那大長老微微的呆了呆, 隨即直接架起一道青光追了過去。
而那盧副總管和陵城業, 直接愣在原地。
他們沒想到, 那幾個人, 特別是那兩個一直被小看的修仙[ 凡人修仙傳 ]者, 竟然真的是貴客。而去, 他們剛剛乘坐的是什麽, 鶴符?
那到底是什麽樣的身份, 才能夠乘坐鶴符啊。
現在兩人的腦子裡, 倒是一片混沌。
"二位, 還請留步!月子垣有禮了!”
那大長老駕著青色的仙光, 瞬間便追上了陳逍父子。月子垣乃是一位上仙, 要追上陳逍和陳天南, 根本就不費吹灰之力。
"不知這位前輩還有何話要說?”
這次說話的是陳天南, 此時, 陳天南的語氣很是不善, 任誰受到了那樣的待遇, 都會有脾氣的。
"二位, 剛剛月子垣被瑣事耽擱, 因此怠慢, 月子垣在這裡給二位賠罪了!”
這月子垣也是有魄力之人, 當著滿城之人, 直接給陳逍和陳天南父子躬身行禮, 讓陳逍原本一肚子的計劃被這一個大禮生生的打住了。

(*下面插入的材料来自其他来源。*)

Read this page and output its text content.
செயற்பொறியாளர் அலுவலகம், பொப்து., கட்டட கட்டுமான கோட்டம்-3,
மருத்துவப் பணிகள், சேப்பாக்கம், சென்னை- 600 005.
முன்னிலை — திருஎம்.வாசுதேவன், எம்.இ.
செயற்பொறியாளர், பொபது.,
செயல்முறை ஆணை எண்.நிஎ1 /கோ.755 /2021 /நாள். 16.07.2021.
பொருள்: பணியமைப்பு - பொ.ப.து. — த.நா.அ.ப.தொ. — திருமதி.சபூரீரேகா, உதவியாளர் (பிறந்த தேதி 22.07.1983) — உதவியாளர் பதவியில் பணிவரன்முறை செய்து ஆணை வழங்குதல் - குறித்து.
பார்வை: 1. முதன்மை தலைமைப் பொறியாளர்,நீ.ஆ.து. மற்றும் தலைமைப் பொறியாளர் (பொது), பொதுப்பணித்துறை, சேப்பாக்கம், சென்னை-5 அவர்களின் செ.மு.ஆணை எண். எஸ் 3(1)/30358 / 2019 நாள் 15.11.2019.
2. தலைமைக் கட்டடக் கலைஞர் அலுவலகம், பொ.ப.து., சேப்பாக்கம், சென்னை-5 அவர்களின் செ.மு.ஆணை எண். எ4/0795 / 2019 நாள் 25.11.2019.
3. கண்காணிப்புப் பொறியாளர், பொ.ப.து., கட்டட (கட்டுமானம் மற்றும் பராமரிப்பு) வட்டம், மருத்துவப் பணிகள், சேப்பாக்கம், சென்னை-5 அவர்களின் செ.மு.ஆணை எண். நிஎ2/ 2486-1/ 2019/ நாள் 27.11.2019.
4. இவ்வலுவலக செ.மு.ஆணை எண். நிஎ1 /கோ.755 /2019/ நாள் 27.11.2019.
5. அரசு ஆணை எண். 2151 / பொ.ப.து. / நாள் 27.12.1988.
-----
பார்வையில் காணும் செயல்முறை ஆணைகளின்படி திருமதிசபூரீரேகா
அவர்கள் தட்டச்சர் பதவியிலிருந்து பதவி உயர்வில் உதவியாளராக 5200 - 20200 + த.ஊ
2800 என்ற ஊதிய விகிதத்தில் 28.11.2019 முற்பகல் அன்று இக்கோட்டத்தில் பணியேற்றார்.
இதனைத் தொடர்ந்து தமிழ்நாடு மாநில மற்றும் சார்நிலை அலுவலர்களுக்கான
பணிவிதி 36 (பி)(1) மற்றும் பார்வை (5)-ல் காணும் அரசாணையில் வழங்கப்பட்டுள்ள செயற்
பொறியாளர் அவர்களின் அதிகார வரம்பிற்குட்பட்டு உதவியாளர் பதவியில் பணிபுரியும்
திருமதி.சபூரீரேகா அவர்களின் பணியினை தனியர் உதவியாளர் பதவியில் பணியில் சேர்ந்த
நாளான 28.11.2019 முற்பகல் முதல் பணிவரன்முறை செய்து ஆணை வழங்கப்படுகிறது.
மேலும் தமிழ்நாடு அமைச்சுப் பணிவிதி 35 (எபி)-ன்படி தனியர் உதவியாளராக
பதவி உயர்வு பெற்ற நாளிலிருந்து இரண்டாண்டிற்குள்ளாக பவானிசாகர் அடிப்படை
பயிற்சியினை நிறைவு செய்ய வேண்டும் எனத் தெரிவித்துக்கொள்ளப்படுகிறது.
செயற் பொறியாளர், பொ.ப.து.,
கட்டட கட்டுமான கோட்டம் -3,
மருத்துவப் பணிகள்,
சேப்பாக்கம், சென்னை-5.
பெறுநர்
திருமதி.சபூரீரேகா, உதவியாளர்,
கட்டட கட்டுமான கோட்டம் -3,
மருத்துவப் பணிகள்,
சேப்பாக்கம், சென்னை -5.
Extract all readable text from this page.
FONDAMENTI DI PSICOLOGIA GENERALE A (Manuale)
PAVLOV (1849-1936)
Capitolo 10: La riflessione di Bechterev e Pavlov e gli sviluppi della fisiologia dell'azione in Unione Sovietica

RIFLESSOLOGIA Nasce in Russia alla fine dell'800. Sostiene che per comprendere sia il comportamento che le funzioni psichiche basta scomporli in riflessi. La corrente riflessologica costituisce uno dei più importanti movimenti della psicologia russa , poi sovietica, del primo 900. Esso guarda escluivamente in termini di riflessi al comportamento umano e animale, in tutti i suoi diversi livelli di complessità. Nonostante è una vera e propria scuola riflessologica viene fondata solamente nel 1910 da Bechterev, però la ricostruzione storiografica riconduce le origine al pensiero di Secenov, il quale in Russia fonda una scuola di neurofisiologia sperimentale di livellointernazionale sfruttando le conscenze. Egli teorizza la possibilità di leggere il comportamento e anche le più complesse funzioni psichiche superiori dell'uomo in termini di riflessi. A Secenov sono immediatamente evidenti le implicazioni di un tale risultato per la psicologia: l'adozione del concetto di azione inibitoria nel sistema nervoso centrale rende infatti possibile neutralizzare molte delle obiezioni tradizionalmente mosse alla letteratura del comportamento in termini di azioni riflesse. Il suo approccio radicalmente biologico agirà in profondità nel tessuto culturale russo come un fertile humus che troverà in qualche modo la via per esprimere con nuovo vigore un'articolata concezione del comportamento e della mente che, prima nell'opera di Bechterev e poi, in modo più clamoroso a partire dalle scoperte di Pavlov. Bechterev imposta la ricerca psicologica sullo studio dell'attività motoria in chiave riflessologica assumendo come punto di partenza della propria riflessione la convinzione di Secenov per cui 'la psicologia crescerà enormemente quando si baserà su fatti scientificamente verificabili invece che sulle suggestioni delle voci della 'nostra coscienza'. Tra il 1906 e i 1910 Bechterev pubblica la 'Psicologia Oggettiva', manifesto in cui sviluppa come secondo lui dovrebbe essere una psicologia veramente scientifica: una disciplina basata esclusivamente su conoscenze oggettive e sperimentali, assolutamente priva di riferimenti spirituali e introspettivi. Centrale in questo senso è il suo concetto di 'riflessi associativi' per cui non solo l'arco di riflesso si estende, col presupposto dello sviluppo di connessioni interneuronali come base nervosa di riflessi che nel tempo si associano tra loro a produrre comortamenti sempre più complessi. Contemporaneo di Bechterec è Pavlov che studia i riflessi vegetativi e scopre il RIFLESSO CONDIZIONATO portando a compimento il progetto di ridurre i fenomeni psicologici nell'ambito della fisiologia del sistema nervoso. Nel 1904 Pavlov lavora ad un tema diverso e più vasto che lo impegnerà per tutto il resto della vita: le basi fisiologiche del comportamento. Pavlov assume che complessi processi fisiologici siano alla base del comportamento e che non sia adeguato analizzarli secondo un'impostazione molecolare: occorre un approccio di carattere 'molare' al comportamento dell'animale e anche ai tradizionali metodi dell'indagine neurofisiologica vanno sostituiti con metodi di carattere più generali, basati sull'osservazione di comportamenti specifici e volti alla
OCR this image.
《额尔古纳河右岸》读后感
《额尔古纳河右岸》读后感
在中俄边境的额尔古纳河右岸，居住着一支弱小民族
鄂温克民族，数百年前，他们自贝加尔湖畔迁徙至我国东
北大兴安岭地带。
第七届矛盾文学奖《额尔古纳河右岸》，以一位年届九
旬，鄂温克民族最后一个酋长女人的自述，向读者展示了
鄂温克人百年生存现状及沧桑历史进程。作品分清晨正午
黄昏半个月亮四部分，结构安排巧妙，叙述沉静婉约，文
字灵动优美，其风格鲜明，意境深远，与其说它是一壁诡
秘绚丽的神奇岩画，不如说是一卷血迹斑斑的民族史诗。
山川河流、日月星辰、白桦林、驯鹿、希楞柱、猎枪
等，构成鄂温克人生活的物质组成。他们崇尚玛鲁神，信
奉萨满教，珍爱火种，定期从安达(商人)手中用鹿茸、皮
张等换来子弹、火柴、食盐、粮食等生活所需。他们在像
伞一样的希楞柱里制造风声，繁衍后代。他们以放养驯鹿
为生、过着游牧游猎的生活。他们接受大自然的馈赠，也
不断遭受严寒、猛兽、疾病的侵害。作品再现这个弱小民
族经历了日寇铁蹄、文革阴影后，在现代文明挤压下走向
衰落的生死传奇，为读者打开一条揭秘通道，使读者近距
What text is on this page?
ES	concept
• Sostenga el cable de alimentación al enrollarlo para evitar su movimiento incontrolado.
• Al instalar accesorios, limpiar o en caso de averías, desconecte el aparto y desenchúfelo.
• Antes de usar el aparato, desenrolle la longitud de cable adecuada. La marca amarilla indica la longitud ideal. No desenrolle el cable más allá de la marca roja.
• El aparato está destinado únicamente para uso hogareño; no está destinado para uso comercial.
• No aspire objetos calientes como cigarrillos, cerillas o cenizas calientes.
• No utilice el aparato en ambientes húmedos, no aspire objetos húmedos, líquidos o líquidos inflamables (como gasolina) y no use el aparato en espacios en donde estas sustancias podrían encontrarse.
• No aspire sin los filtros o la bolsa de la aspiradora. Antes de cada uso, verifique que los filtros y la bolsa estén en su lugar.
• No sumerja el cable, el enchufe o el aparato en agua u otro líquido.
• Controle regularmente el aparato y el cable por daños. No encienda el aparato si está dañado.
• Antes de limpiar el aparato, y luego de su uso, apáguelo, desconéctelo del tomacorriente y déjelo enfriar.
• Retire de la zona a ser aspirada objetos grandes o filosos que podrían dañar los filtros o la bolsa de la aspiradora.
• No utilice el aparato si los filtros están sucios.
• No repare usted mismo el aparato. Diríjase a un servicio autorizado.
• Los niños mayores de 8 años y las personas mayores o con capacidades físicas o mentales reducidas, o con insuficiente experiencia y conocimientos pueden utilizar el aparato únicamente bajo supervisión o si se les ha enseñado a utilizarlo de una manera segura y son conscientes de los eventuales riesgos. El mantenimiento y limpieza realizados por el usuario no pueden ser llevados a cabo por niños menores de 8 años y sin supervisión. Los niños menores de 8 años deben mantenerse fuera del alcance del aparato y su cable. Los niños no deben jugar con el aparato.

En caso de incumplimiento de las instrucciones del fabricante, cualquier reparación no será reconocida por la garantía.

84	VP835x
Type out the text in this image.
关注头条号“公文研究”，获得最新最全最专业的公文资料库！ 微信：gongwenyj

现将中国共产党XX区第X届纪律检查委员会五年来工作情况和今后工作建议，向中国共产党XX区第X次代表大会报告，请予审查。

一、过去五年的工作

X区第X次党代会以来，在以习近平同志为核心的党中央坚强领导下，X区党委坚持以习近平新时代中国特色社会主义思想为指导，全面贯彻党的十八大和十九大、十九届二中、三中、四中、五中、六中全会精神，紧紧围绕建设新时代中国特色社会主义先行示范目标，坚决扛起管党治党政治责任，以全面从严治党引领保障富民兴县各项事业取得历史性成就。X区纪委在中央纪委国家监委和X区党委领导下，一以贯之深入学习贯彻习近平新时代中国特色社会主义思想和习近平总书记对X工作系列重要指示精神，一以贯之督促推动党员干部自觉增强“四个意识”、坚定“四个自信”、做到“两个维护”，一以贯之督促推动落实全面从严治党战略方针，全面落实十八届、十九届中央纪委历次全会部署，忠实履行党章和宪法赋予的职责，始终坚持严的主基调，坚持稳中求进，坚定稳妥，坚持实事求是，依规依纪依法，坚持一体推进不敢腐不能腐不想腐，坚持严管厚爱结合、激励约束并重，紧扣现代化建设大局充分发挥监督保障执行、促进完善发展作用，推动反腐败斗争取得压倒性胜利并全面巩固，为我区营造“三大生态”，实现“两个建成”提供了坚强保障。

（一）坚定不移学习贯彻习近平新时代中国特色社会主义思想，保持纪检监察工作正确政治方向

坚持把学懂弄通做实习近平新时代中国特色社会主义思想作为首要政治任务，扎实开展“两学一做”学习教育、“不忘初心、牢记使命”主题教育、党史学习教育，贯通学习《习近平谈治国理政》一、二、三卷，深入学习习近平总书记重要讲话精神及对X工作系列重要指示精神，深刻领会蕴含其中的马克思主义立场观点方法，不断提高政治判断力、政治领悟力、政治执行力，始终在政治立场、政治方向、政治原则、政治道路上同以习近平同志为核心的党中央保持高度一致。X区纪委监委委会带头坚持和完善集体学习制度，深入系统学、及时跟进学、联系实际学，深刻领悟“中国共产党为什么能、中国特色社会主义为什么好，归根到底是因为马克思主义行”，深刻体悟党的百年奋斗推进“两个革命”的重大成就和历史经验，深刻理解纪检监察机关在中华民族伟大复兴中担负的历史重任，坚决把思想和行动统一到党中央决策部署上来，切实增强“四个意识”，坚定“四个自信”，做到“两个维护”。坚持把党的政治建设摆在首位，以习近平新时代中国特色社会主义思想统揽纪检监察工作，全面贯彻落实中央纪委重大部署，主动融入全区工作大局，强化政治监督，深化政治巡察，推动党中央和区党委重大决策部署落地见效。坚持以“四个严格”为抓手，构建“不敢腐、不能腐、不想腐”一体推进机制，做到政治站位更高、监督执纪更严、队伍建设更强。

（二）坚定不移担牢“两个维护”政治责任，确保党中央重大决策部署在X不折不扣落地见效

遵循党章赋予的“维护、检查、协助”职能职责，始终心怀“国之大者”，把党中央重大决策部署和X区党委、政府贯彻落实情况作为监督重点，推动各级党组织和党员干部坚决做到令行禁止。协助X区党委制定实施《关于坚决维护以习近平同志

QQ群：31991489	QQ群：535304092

一個高高在上的上仙, 對兩個修仙[ 凡人修仙傳 ]者躬身賠罪, 哪怕是莫炎武在這裡, 也不好給對方任何臉色的, 而且對方還是月城城主府的大長老, 已經可以代表了整個月家, 給了父子二人天大的面子。
若是陳逍再發表什麽不滿的話, 那便是不識抬舉。
陳逍深吸了一口氣, 然後笑道:"既然前輩已經如此, 那我與父親也不多做矯情了。”
聽到陳逍的話, 月子垣才微微的松了一口氣, 他還真怕這兩人不依不饒立刻走人, 讓月城憑空得罪了一個大勢力。
"只是那個什麽盧副管家, 還有那個陵城業, 指著我父子二人的鼻子讓我們滾了, 還說要就地將小子格殺, 這件事……”
聽到陳逍的話, 那盧副管家和陵城業二人, 臉色頓時便是一片慘白。